The companies have not made good their commitment to finance the Zimunya-Marange Community Share Ownership Trust and road networks in the province have not been adequately serviced.
Mines and Mining Development Minister Cde Walter Chidhakwa has since seen the consolidation of mining operations through and has been updating the nation on sales by the newly constituted Zimbabwe Consolidated Diamond Company.
“There is no going back because the mines were a big let-down during their stay in Chiadzwa. Their time is up and it is high time our people benefit from the proceeds of their resources,” Minister Chidhakwa said.
“All the companies never declared a dividend to Government as a shareholder. They always gave excuses of making losses, but how can loss-making ventures continue operating, with some of them asking for new concessions?” the minister queried.
Kurotwi feels his frustrated ambitions bitterly. His trial post-mortem has a lot to say about how Government can create a more enabling environment for citizens to maximise their prospects without being entangled in red tape and political bungling.

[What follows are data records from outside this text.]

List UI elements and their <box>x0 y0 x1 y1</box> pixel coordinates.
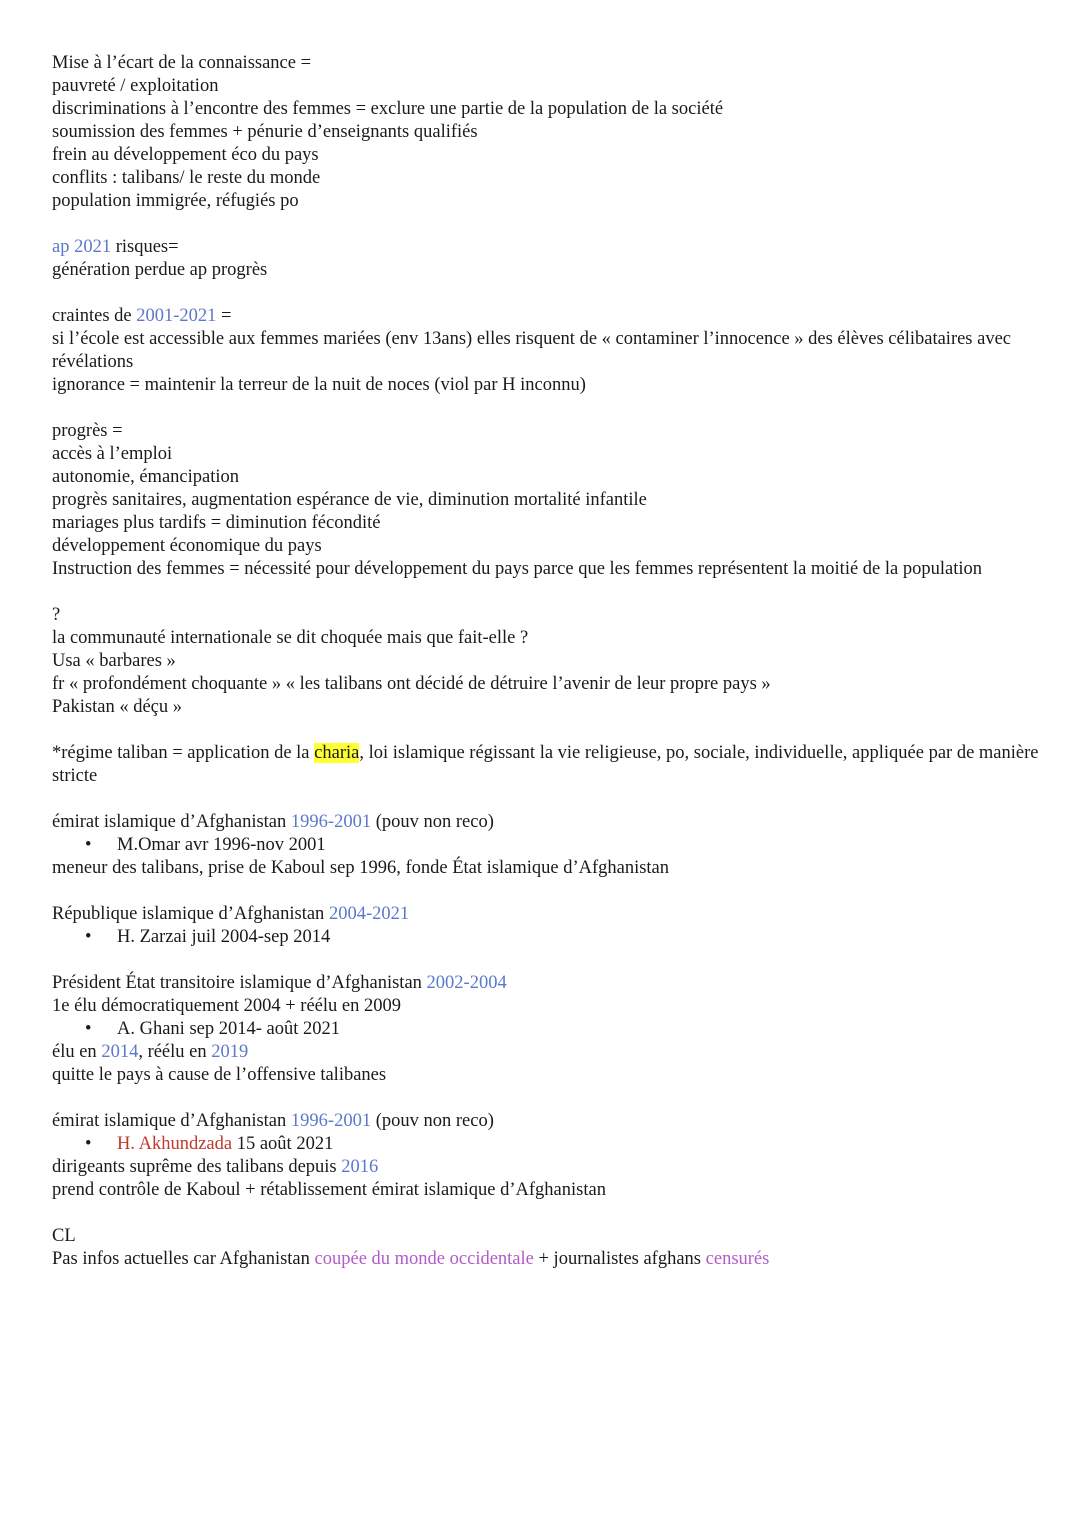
text-span: élu en <box>52 1042 102 1062</box>
bullet-text: 15 août 2021 <box>232 1134 334 1154</box>
text-line <box>52 1110 1042 1133</box>
text-line: autonomie, émancipation <box>52 467 239 487</box>
text-span: craintes de <box>52 306 137 326</box>
text-span: émirat islamique d’Afghanistan <box>52 812 291 832</box>
text-span: émirat islamique d’Afghanistan <box>52 1111 291 1131</box>
bullet-icon: • <box>85 835 92 855</box>
text-line: Mise à l’écart de la connaissance = <box>52 53 312 73</box>
bullet-icon: • <box>85 927 92 947</box>
date-highlight: 1996-2001 <box>290 812 372 832</box>
text-line <box>52 1248 1042 1271</box>
text-line <box>52 742 1042 788</box>
section-international-reactions <box>52 604 1042 719</box>
text-line: population immigrée, réfugiés po <box>52 191 299 211</box>
section-consequences <box>52 52 1042 213</box>
text-line: frein au développement éco du pays <box>52 145 319 165</box>
text-line: progrès = <box>52 421 123 441</box>
date-highlight: 2001-2021 <box>136 306 217 326</box>
bullet-icon: • <box>85 1134 92 1154</box>
section-emirate-akhundzada <box>52 1110 1042 1202</box>
section-risks <box>52 236 1042 282</box>
text-span: Président État transitoire islamique d’Afghanistan <box>52 973 427 993</box>
text-line: mariages plus tardifs = diminution fécondité <box>52 513 381 533</box>
text-line <box>52 1156 1042 1179</box>
section-transitional-state <box>52 972 1042 1087</box>
bullet-item <box>52 1133 1042 1156</box>
emphasis-text: censurés <box>705 1249 770 1269</box>
section-republic <box>52 903 1042 949</box>
text-line <box>52 305 1042 328</box>
text-line: Instruction des femmes = nécessité pour développement du pays parce que les femmes représentent la moitié de la population <box>52 559 982 579</box>
text-line <box>52 236 1042 259</box>
highlighted-term: charia <box>314 743 360 763</box>
text-line: développement économique du pays <box>52 536 322 556</box>
bullet-item <box>52 1018 1042 1041</box>
date-highlight: 1996-2001 <box>290 1111 372 1131</box>
text-span: République islamique d’Afghanistan <box>52 904 329 924</box>
bullet-text: M.Omar avr 1996-nov 2001 <box>117 835 326 855</box>
text-line: 1e élu démocratiquement 2004 + réélu en 2009 <box>52 996 401 1016</box>
text-line: ? <box>52 605 61 625</box>
text-line: prend contrôle de Kaboul + rétablissement émirat islamique d’Afghanistan <box>52 1180 606 1200</box>
text-span: dirigeants suprême des talibans depuis <box>52 1157 342 1177</box>
text-span: = <box>216 306 232 326</box>
bullet-icon: • <box>85 1019 92 1039</box>
emphasis-text: coupée du monde occidentale <box>314 1249 534 1269</box>
text-line: Pakistan « déçu » <box>52 697 182 717</box>
text-span: (pouv non reco) <box>371 1111 494 1131</box>
text-span: + journalistes afghans <box>533 1249 706 1269</box>
text-line: CL <box>52 1226 76 1246</box>
text-line: génération perdue ap progrès <box>52 260 268 280</box>
text-line: la communauté internationale se dit choquée mais que fait-elle ? <box>52 628 529 648</box>
section-progress <box>52 420 1042 581</box>
text-span: , réélu en <box>138 1042 212 1062</box>
text-line: discriminations à l’encontre des femmes = exclure une partie de la population de la société <box>52 99 724 119</box>
bullet-text: H. Zarzai juil 2004-sep 2014 <box>117 927 331 947</box>
text-line: conflits : talibans/ le reste du monde <box>52 168 321 188</box>
section-emirate-omar <box>52 811 1042 880</box>
document-body <box>52 52 1042 1294</box>
section-conclusion <box>52 1225 1042 1271</box>
date-highlight: 2004-2021 <box>328 904 410 924</box>
text-span: risques= <box>111 237 179 257</box>
text-line: si l’école est accessible aux femmes mariées (env 13ans) elles risquent de « contaminer l’innocence » des élèves célibataires avec révélations <box>52 329 1016 372</box>
bullet-item <box>52 834 1042 857</box>
text-line: accès à l’emploi <box>52 444 173 464</box>
text-span: , loi islamique régissant la vie religieuse, po, sociale, individuelle, appliquée par de manière stricte <box>52 743 1044 786</box>
text-line <box>52 903 1042 926</box>
date-highlight: 2016 <box>341 1157 379 1177</box>
section-taliban-regime <box>52 742 1042 788</box>
leader-name: H. Akhundzada <box>117 1134 233 1154</box>
text-line: fr « profondément choquante » « les talibans ont décidé de détruire l’avenir de leur propre pays » <box>52 674 771 694</box>
date-highlight: 2002-2004 <box>426 973 507 993</box>
section-fears <box>52 305 1042 397</box>
text-line: Usa « barbares » <box>52 651 176 671</box>
text-line: meneur des talibans, prise de Kaboul sep 1996, fonde État islamique d’Afghanistan <box>52 858 670 878</box>
text-span: Pas infos actuelles car Afghanistan <box>52 1249 315 1269</box>
text-line: progrès sanitaires, augmentation espérance de vie, diminution mortalité infantile <box>52 490 647 510</box>
bullet-item <box>52 926 1042 949</box>
text-line: soumission des femmes + pénurie d’enseignants qualifiés <box>52 122 478 142</box>
text-span: *régime taliban = application de la <box>52 743 315 763</box>
text-line: quitte le pays à cause de l’offensive talibanes <box>52 1065 387 1085</box>
text-span: (pouv non reco) <box>371 812 494 832</box>
text-line: ignorance = maintenir la terreur de la nuit de noces (viol par H inconnu) <box>52 375 586 395</box>
date-highlight: 2019 <box>211 1042 249 1062</box>
text-line <box>52 811 1042 834</box>
date-highlight: ap 2021 <box>52 237 112 257</box>
date-highlight: 2014 <box>101 1042 139 1062</box>
bullet-text: A. Ghani sep 2014- août 2021 <box>117 1019 340 1039</box>
text-line <box>52 972 1042 995</box>
text-line: pauvreté / exploitation <box>52 76 219 96</box>
text-line <box>52 1041 1042 1064</box>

He alleges that the Zimbabwe Diamond Technology Centre was his original conception, but he failed to get it past political frustrations and corrupt solicitations. He also relates a missed opportunity to create a vibrant city within the vicinity of the diamond fields, an idea which he says he tabled to indifferent colleagues.
“Hot Springs (situated near Chiadzwa diamond fields) still remains this semi-arid, semi-desert lone spot with hot water shooting naturally from the bowels of the earth as its only attraction,” Kurotwi observes.
“Yet we could have created a serious tourist hub at Hot Springs, initially created out of the lure of Chiadzwa diamonds, but with the capacity to survive on its own long after the diamonds would be exhausted,” he says. The brief but dense book offers several insights whose adoption can result in ordinary people benefiting substantially from the precious stones.
However, there are passages that could be rephrased for clarity and brevity, while arguments for and against policy can be parsed to reflect balance rather than equivocation. The merits of the narrative are slightly clouded by the aggrieved sub-plot against Minister Mpofu’s alleged corruption which might have been corroborated with varied references for credibility.
As to how the consolidation dispensation sits with him, Kurotwi is for the values newly brought about and urges policy consistency going forward.